Review policy

Due to time pressures, I am unable to commit to reviewing books at the moment. However, please feel free to recommend or discuss by tweeting @MsTick68 or commenting on here. Thank you!

Saturday, 19 March 2011

Strange Little Girl


I recently re-read Charlotte Sometimes by Penelope Farmer. First published in 1969, I read this first aged about 11 or 12 at Secondary school. Regular readers will remember that it is one of the 10 books I recommended to Martin Amis.

13 year old Charlotte Makepeace arrives at boarding school for the first time. She is taken out of a line of waiting girls and to a dormitory, where she is the first to arrive. Encouraged to choose a bed, she takes the one nearest the window with distinctive wheels. Charlotte struggles to fit in at school; she is withdrawn and misses her sister Emma. One night she falls asleep and wakes up over 40 years earlier, in 1918 (The book is set in 1963), where she is addressed as Clare Moby and has a little sister Emily. Initially able to time-slip between 1963 and 1918, Charlotte becomes stuck in 1918 when Clare and Emily are moved from boarding at the same school to go to lodge with Miss Agnes Chisel Brown and her obnoxious parents.

I have enjoyed this book for over 30 years. I think that the mark of a truly great novel is that it can enjoyed on different levels- as a child I liked the time-travel/ ghost story elements (and as I have said before I loved school stories). Reading it when older, I am struck by how confused Charlotte is; if teachers and schoolmates can't tell that she isn't Clare, then is she really Charlotte? She stares at mirrors (and is reprimanded for vanity) trying to remember whether it is her face or Clare's. She agonises over the differences in personality between herself and Clare. Her relationship (or Clare's) with Emily is strained.

In 1985, for no reason that I can tell, Farmer revised Charlotte Sometimes and changed the ending. I only have the Red Fox edition above, but am on the hunt for a pre-1985 edition that I have lost or given away; I remember the ending being much more downbeat than the modern one.

I have discovered Penelope Farmer's blog, sadly not updated since last year. In it she tells the story of her meeting Robert Smith from The Cure. It's a good read.
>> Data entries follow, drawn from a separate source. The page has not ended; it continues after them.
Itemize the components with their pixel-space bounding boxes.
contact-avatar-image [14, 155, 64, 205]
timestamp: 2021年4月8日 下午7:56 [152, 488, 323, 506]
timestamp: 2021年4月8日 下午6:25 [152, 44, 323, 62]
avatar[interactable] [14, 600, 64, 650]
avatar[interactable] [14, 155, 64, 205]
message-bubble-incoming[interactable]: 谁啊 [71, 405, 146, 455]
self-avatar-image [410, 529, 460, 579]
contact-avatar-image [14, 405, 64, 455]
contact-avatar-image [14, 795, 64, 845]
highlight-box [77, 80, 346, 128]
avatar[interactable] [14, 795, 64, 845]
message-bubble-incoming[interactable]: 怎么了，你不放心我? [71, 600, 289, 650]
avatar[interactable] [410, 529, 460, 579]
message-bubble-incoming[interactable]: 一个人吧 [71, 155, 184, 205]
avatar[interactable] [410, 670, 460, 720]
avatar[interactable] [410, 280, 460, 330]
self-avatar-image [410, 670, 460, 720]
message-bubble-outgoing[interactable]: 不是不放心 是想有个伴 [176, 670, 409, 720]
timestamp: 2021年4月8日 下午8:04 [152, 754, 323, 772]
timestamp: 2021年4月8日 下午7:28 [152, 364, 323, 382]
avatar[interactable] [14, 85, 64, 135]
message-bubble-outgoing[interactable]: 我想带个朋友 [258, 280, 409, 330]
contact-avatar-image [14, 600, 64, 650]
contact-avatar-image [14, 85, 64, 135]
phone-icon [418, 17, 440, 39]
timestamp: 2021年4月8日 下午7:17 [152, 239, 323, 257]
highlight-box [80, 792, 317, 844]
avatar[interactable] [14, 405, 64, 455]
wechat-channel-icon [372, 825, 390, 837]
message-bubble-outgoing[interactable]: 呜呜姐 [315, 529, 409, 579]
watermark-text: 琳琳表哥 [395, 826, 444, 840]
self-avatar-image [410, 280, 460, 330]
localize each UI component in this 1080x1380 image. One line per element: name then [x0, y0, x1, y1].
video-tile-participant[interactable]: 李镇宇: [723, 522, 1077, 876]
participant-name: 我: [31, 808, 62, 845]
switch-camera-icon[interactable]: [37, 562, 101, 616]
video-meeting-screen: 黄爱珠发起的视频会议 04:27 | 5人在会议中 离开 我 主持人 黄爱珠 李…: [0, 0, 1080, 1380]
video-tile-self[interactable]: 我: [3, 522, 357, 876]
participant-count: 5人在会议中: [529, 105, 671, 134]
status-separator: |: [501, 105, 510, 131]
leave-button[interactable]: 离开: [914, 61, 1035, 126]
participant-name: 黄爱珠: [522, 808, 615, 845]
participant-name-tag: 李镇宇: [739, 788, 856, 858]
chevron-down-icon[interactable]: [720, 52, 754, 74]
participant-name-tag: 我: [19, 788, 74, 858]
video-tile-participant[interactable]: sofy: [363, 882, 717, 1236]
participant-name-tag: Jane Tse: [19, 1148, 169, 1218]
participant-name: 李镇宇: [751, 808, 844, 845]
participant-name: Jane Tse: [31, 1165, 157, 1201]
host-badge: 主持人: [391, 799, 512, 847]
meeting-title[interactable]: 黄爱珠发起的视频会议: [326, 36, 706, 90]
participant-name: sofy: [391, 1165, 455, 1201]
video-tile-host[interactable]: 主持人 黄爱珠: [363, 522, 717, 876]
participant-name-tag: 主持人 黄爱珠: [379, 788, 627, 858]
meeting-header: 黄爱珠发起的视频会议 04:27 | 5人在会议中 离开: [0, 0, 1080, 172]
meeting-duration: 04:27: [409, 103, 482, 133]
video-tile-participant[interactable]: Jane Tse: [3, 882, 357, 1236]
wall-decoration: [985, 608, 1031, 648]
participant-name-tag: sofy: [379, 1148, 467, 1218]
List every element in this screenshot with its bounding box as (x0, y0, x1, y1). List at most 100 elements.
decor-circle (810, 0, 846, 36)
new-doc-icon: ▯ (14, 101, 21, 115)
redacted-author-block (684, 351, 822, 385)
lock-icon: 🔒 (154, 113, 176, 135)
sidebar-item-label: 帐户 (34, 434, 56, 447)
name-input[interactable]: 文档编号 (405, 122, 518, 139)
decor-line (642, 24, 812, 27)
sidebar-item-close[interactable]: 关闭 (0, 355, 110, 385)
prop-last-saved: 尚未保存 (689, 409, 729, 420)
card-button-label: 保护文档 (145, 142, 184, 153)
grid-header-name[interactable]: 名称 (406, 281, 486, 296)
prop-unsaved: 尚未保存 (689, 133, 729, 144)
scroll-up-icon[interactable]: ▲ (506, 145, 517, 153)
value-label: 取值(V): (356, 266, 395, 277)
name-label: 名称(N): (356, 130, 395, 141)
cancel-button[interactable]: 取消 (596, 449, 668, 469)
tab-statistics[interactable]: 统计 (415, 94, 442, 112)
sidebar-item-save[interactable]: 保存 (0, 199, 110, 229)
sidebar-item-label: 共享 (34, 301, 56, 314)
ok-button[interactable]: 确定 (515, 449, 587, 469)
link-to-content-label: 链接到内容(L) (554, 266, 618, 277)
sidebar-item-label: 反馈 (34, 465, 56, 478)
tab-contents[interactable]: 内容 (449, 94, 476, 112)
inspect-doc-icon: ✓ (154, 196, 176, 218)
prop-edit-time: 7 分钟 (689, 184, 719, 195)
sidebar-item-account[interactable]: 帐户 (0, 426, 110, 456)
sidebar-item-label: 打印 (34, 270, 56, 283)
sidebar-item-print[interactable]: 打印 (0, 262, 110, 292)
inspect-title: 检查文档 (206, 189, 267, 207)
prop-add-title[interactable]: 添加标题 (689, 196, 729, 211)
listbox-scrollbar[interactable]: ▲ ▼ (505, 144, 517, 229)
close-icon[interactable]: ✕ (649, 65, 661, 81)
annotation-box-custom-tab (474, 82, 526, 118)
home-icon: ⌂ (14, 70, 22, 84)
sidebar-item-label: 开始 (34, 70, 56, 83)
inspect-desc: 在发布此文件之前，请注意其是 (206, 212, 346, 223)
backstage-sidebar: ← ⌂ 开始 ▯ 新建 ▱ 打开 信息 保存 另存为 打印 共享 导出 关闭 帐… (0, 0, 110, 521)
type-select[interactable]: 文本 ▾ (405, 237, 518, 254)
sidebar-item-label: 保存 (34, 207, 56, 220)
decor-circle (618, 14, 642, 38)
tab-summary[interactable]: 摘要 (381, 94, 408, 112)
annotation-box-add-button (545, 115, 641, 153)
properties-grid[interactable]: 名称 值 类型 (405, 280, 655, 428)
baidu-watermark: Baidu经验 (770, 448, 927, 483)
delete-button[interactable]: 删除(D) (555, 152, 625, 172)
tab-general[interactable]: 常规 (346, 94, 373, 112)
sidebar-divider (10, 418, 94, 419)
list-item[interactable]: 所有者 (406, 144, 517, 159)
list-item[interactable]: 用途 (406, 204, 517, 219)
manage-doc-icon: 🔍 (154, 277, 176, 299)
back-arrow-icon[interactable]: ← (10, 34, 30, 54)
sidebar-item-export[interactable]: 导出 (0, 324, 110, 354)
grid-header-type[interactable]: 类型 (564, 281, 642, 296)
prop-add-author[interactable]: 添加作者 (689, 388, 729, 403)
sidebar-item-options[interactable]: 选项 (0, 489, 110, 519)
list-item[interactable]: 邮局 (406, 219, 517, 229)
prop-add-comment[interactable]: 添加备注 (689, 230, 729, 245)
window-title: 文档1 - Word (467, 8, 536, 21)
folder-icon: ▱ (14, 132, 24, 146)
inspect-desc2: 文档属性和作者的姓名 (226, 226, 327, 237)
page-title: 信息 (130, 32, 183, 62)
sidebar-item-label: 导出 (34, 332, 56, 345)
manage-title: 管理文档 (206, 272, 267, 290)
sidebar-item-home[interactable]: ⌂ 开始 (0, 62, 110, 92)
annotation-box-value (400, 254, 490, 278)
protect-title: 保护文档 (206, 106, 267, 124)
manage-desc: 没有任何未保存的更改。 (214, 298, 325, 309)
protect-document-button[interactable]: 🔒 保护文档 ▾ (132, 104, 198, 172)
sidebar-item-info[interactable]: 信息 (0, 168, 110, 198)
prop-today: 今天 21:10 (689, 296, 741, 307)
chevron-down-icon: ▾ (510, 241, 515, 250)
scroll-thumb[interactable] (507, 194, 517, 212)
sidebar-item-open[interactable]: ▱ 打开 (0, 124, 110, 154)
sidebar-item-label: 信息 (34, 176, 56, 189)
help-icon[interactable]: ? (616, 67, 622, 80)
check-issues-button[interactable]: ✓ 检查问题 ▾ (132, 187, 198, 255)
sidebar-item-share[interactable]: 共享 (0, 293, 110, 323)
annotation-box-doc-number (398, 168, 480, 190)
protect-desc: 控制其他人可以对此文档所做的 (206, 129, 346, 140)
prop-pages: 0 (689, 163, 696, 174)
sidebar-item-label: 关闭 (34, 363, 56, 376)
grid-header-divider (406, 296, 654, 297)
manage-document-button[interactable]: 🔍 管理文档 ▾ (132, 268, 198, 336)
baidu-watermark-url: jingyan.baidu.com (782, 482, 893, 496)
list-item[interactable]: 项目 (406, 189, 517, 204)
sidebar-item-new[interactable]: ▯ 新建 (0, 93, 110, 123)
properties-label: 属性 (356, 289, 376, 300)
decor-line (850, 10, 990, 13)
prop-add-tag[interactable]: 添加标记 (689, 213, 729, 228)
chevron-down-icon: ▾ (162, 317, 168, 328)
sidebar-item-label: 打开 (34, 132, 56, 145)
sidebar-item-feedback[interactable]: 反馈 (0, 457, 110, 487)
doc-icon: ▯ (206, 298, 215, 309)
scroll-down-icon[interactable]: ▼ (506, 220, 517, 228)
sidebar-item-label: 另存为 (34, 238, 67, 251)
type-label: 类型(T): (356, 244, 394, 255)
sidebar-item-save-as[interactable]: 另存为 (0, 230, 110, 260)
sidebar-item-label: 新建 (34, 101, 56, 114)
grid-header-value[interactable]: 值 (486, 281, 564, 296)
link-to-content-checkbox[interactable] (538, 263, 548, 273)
I have learnt from Wikipedia (yes, I know, not the most reliable source) that Charlotte Sometimes is the third in a trilogy about Charlotte and her sister Emma. The other two novels are The Summer Birds and Emma in Winter, both sadly out of print.

2 comments:

  1. Ooh another one you review that I want to go and read - thank you!

    ReplyDelete
  2. It's wonderful. I hope you enjoy it!